In 8 NBA seasons, Perry played in 480 games and had 13,656 minutes played, a .455 field goal percentage (1,904 for 4,188), .699 free throw percentage (770 for 1,101), 4,239 rebounds, 906 assists, 1,670 personal fouls and 4,578 points. He averaged 9.5 points, 8.8 rebounds and 1.9 assists per game.

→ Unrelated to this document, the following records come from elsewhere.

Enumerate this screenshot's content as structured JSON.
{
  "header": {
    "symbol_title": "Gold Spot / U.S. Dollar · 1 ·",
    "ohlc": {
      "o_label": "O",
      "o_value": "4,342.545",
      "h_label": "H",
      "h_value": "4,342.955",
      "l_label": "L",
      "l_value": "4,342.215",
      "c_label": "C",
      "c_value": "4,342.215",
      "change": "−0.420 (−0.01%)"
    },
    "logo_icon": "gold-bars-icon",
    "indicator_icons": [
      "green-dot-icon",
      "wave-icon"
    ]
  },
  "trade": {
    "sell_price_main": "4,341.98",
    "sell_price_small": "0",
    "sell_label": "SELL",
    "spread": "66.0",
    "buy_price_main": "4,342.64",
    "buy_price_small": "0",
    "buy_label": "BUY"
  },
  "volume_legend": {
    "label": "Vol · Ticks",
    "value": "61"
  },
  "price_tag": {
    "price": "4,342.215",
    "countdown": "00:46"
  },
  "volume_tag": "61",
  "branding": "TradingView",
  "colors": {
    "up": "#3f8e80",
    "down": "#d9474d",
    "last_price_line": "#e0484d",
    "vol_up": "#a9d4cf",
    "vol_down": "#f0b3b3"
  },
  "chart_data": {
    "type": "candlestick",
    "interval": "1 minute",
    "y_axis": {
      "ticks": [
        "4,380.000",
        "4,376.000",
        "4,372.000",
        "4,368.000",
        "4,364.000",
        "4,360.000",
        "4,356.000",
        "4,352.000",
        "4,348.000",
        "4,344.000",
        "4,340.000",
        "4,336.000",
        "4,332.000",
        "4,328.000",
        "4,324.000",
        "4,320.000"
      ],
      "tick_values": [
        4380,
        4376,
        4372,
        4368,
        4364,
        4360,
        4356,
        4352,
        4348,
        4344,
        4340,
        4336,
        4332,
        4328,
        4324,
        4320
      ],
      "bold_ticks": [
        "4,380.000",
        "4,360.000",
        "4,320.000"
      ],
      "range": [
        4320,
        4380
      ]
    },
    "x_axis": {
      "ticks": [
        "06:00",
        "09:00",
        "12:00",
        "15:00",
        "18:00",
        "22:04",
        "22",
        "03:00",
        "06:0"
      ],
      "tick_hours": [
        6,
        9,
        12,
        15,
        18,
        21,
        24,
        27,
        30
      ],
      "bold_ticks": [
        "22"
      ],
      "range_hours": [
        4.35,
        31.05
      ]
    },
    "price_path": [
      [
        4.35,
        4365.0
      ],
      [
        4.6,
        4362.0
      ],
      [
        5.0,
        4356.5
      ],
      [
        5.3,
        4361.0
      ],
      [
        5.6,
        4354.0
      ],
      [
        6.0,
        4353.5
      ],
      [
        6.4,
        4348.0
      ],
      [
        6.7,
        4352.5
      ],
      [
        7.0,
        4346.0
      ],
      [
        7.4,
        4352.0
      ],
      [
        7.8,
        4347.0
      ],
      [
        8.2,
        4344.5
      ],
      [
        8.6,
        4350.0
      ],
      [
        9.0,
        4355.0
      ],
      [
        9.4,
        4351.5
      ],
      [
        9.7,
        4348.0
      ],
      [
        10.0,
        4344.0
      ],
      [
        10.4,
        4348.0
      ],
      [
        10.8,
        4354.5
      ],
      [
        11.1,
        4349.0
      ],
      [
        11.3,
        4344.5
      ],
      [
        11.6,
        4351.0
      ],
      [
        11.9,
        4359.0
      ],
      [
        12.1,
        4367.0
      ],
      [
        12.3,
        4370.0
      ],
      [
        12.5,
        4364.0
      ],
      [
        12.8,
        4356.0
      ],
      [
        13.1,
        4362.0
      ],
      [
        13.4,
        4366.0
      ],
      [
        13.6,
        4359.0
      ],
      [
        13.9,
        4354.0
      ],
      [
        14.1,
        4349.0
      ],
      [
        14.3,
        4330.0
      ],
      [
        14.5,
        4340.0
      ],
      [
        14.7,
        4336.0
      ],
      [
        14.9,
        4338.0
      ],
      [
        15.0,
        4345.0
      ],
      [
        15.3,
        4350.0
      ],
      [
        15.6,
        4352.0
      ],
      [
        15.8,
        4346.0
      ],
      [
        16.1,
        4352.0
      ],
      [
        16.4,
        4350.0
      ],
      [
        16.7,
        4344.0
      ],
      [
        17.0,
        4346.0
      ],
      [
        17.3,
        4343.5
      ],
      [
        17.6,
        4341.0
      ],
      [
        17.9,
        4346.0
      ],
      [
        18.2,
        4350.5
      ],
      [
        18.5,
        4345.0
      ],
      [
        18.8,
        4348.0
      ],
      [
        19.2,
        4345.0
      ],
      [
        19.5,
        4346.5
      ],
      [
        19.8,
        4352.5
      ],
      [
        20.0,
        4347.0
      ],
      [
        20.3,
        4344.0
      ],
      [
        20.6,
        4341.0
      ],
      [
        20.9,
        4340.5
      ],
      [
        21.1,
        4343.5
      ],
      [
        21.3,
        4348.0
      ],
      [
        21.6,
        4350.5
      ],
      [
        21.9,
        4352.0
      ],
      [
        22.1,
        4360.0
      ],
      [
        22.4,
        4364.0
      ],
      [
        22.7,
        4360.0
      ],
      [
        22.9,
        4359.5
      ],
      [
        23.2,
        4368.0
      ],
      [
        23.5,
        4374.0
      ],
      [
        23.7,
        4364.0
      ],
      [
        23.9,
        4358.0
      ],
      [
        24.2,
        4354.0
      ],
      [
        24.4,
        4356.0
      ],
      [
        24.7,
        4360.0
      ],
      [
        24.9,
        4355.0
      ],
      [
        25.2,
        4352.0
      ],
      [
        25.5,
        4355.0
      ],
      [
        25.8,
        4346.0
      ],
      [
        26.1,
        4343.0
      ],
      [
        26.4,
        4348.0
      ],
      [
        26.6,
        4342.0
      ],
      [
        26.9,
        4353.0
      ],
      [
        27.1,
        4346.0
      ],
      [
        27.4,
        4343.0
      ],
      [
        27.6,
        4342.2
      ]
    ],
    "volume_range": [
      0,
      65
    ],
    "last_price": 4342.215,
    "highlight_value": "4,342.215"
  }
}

He was inducted into the Missouri State athletic Hall of Fame in 1980.

==NBA career statistics==

===Regular season===

| Year | Team | GP | GS | MPG | FG% | 3P% | FT% | RPG | APG | SPG | BPG | PPG |
|---|---|---|---|---|---|---|---|---|---|---|---|---|
| 1970–71 | San Diego | 18 | - | 5.6 | .438 | - | .550 | 1.7 | 0.3 | - | - | 2.9 |
| 1971–72 | Houston | 25 | - | 14.2 | .330 | - | .500 | 4.9 | 0.9 | - | - | 3.5 |
| 1971–72 | Milwaukee | 50 | - | 29.4 | .385 | - | .674 | 9.4 | 1.6 | - | - | 7.0 |
| 1972–73 | Milwaukee | 67 | - | 31.3 | .461 | - | .659 | 9.6 | 1.8 | - | - | 9.1 |
| 1973–74 | Milwaukee | 81 | - | 29.5 | .446 | - | .582 | 8.7 | 2.3 | 1.3 | 1.2 | 9.0 |
| 1974–75 | Phoenix | 79 | - | 34.0 | .477 | - | .719 | 11.9 | 2.4 | 1.4 | 1.0 | 13.4 |
| 1975–76 | Phoenix | 71 | - | 33.1 | .497 | - | .732 | 9.6 | 2.6 | 1.2 | 0.9 | 13.3 |
| 1976–77 | Phoenix | 44 | - | 31.6 | .432 | - | .789 | 9.0 | 1.8 | 1.1 | 0.6 | 10.7 |
| 1977–78 | Phoenix | 45 | - | 18.2 | .453 | - | .785 | 5.6 | 1.1 | 0.8 | 0.5 | 6.0 |
| Career |  | 480 | - | 28.5 | .455 | - | .699 | 8.8 | 1.9 | 1.2 | 0.9 | 9.5 |

===Playoffs===

| Year | Team | GP | GS | MPG | FG% | 3P% | FT% | RPG | APG | SPG | BPG | PPG |
|---|---|---|---|---|---|---|---|---|---|---|---|---|
| 1971–72 | Milwaukee | 11 | - | 36.1 | .473 | - | .783 | 12.8 | 1.3 | - | - | 9.5 |
| 1972–73 | Milwaukee | 6 | - | 39.7 | .481 | - | .500 | 11.5 | 2.2 | - | - | 8.8 |
| 1973–74 | Milwaukee | 16 | - | 18.5 | .500 | - | .583 | 5.1 | 0.8 | 0.6 | 0.1 | 6.2 |
| 1975–76 | Phoenix | 19* | - | 32.4 | .454 | - | .647 | 7.7 | 1.9 | 0.6 | 0.9 | 12.7 |
| Career |  | 52 | - | 29.7 | .470 | - | .661 | 8.4 | 1.4 | 0.6 | 0.5 | 9.6 |

==Personal life==
Perry is the father of former NBA player Byron Houston and has a daughter named Leslie Hardin. (1970).